И Судьба из-за плеч тоже щурится. Всё не может различить: это кто стоит на берегу Кроновой речки. Богиня — или всё-таки…

— Да. Богам не под силу. А смертным?

Молчит Прополос. Колышутся вуали над тремя удивлёнными лицами.

А золотоволосая делает шаг к ядовитой воде. Натянутая, будто тетива гибкого лука. Губы приоткрываются — выпускают первую стрелу:

— Мой муж.

Слово расплескивается шумом отдаленных волн, отдается далекой мелодией кифары. И дает силы идти.

Еще один шаг. Мирное журчание ядовитой речки — раньше в нее никогда не падали стрелы-слова.

Беспощадные, меткие, отчаянные.

— Мой сын.

В слове — веселый и бесшабашный свист копья, и перестук копыт лошадей, и летящая квадрига… И решимость двигаться дальше.

Ещё один шаг. Шаг — будто по лезвию меча. По дрожащей от предыдущего выстрела тугой тетиве.

По грани.

— Мой брат.

За словом — темная, глухая неизвестность. Невидимость. И намерение защитить во что бы то ни стало.

И смертность.

Последний шаг.

И дрожит ядовитая вода в русле — будто надеется сбежать от последней стрелы, после которой не будет пути назад…

— Мой мир.

Тишина. Темнота. На берегу безобидной с виду речушки застыла Трехтелая Геката — позабыв о ядовитых усмешечках, обворожительном шепоте, коварных взглядах… Глаза Гекаты закрыты — так, будто подземная чаровница не хочет видеть кого-то… что-то… Так, будто для Указующей Пути есть дороги, о которых не желаешь знать.

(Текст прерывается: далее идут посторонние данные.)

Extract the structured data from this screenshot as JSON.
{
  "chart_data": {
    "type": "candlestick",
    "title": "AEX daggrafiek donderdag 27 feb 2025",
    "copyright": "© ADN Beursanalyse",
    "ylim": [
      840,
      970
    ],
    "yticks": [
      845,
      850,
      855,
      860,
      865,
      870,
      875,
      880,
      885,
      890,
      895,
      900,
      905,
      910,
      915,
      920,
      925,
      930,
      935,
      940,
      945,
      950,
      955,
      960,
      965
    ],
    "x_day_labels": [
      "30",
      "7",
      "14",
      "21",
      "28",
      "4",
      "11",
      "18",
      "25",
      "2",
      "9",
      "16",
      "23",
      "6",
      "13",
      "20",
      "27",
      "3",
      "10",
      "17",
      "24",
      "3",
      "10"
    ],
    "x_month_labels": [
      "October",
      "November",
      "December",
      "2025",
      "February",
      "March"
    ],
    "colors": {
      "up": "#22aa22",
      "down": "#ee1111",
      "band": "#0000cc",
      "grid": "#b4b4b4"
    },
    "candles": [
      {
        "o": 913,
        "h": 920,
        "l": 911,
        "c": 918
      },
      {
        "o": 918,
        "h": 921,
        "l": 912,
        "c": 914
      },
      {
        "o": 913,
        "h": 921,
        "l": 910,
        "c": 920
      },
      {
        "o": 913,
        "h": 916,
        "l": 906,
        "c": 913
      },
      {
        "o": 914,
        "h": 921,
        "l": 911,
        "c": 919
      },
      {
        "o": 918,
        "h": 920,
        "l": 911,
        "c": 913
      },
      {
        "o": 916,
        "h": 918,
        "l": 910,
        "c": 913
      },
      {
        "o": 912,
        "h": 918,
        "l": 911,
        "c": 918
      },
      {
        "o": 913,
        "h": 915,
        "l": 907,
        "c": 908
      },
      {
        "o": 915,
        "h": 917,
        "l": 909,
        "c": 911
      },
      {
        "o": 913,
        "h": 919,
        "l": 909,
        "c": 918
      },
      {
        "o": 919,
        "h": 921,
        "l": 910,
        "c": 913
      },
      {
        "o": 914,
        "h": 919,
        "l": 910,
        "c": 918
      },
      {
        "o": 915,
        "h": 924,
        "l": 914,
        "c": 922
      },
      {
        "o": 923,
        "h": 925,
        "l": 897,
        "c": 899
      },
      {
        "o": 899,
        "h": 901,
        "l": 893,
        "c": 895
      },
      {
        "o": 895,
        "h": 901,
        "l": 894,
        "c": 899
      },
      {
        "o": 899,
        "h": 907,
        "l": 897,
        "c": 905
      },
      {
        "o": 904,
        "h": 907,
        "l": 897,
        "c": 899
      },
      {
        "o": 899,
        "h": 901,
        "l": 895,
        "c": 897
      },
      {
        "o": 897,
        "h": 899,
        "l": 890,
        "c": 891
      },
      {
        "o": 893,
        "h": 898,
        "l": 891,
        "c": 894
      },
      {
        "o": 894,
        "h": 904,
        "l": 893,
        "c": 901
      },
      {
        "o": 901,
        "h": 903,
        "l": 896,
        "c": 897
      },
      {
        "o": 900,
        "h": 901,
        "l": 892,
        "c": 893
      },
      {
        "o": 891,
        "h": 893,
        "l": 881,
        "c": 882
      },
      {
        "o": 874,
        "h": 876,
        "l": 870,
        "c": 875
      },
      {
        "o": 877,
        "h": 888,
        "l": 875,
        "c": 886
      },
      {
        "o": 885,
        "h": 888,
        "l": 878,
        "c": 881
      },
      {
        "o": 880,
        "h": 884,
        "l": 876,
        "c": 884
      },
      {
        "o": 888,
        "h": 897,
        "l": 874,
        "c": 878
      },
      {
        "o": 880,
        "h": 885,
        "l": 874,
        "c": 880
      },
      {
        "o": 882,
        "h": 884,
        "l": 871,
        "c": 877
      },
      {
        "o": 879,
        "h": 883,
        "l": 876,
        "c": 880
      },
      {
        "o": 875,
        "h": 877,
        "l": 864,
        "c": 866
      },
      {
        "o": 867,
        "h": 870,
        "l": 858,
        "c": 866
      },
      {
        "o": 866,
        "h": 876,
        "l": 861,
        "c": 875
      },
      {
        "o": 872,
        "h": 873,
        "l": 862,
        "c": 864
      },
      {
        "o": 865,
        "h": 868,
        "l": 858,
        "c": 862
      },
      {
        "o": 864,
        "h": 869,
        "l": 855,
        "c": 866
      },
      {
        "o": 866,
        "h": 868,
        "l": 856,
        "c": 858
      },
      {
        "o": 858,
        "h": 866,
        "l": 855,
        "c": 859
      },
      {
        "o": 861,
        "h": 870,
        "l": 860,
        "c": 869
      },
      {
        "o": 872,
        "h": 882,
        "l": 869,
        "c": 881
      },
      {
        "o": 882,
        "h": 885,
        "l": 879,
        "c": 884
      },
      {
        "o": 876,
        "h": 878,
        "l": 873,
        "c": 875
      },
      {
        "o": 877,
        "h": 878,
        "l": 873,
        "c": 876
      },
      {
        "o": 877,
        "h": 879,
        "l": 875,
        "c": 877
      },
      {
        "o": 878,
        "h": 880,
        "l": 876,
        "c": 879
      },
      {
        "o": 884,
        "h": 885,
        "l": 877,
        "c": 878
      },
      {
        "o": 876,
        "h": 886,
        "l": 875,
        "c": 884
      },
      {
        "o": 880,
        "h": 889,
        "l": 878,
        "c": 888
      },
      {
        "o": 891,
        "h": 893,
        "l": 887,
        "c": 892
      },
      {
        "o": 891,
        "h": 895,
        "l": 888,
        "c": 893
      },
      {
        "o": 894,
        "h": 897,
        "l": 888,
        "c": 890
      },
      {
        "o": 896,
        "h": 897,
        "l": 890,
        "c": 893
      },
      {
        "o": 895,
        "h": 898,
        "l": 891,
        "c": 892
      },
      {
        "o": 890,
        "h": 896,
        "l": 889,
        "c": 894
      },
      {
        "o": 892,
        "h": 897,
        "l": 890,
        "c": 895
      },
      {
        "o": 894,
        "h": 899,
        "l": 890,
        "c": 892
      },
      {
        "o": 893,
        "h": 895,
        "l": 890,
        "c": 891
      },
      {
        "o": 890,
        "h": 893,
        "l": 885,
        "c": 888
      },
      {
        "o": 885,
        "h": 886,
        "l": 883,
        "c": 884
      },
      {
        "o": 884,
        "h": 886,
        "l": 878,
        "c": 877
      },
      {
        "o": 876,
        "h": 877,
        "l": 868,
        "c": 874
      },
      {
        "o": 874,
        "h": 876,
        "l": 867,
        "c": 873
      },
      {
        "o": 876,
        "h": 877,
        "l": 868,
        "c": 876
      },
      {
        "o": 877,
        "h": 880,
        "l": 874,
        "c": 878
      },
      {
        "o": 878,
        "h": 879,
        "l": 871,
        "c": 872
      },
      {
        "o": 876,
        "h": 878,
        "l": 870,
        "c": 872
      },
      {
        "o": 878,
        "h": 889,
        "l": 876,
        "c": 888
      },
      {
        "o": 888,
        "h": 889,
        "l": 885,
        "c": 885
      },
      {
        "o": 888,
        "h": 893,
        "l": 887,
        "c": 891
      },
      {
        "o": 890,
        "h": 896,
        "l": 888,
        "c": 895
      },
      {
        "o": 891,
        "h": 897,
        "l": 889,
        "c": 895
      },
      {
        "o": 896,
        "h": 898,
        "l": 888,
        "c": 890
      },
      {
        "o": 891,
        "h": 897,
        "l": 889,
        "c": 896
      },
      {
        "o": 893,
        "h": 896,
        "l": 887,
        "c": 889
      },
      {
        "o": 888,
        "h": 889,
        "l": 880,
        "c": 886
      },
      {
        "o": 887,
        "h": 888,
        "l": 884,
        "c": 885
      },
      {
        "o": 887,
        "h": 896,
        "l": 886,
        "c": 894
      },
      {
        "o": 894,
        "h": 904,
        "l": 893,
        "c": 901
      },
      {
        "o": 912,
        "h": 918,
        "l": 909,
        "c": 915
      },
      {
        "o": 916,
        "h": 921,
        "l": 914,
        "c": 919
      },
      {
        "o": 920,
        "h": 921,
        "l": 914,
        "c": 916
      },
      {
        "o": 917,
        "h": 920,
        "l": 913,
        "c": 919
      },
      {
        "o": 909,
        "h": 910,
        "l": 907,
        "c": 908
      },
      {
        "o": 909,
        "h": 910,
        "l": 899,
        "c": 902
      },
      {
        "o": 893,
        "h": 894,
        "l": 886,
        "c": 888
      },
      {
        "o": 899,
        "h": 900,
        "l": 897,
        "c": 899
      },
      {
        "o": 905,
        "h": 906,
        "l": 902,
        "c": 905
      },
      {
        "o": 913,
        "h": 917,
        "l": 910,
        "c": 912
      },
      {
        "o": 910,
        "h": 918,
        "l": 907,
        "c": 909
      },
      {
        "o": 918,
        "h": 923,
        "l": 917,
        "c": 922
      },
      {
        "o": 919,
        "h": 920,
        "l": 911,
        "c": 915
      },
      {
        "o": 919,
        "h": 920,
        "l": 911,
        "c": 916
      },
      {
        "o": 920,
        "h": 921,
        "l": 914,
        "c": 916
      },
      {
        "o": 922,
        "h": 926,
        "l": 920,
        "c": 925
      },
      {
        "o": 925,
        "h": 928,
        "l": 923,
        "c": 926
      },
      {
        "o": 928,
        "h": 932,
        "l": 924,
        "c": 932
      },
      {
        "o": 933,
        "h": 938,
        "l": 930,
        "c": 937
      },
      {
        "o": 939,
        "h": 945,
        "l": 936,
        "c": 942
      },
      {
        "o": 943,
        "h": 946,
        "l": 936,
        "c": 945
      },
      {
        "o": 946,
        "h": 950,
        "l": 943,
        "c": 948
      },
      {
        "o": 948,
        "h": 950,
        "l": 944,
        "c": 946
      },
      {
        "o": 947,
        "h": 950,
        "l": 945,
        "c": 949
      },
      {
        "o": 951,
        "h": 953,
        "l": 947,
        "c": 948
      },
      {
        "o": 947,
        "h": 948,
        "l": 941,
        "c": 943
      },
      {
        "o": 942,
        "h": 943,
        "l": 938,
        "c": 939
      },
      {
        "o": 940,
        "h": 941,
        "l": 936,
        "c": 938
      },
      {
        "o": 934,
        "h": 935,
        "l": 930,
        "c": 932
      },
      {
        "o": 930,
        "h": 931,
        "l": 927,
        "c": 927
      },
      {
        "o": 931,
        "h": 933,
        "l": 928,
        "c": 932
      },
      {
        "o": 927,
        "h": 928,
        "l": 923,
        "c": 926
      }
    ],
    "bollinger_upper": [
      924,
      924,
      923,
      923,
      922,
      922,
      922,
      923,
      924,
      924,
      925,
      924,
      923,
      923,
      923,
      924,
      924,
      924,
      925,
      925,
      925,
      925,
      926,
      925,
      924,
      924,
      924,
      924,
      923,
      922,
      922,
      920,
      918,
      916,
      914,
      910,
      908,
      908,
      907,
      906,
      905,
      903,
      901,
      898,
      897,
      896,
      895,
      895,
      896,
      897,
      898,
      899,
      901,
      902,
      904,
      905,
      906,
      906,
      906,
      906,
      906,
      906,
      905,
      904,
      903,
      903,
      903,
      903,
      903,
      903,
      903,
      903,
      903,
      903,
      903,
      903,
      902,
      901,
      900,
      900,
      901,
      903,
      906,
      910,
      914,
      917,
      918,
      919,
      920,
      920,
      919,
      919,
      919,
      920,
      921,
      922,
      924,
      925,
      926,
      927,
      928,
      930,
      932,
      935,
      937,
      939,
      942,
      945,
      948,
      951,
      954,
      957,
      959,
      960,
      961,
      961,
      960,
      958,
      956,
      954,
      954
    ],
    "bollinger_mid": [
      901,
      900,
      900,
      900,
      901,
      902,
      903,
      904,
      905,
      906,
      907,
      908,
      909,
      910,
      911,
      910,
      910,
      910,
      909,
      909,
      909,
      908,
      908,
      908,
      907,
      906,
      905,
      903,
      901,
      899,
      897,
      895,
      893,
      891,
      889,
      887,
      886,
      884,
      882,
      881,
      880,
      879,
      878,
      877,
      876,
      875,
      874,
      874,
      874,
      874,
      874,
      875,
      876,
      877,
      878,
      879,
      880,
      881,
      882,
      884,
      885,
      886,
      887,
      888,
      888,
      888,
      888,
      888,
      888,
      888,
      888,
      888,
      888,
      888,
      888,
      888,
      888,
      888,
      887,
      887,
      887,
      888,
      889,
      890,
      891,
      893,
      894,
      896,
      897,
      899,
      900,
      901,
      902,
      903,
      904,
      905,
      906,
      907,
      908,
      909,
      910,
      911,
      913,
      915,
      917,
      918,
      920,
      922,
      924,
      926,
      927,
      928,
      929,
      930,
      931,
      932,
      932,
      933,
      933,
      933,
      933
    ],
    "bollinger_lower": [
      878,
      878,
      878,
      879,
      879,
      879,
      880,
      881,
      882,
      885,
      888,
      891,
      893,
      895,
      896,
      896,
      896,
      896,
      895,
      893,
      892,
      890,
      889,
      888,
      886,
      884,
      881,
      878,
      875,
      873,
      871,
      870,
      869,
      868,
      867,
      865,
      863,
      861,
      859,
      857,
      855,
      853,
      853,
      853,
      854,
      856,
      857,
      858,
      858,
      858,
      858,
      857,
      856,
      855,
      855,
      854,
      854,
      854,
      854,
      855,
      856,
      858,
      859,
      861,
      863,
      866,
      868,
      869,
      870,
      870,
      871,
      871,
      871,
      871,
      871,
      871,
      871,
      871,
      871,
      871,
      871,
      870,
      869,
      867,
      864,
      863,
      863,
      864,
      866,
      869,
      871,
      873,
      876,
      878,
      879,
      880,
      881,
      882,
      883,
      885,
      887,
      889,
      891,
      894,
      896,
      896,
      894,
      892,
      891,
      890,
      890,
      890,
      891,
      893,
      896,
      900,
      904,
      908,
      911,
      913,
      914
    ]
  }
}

Жалобно бурлит Амелет — ему привиделся сон о теплой ладони, коснувшейся ледяных вод. Привиделась песня о нимфе, которая шла по берегу, а потом ей вдруг так захотелось пить…

Раньше таких снов не было.

Раньше из Кроновой Речки никогда не пили добровольно.

Тишина — вбирающее в себя общее молчание: Гекаты, и Амелета, и недалекого Тартара — кажется, и он с чего-то онемел… И той, что уходит из подземного мира — не изламывая его вокруг себя, а просто так, пешком…

Сжимая в побелевших пальцах деревянное тело славного лука.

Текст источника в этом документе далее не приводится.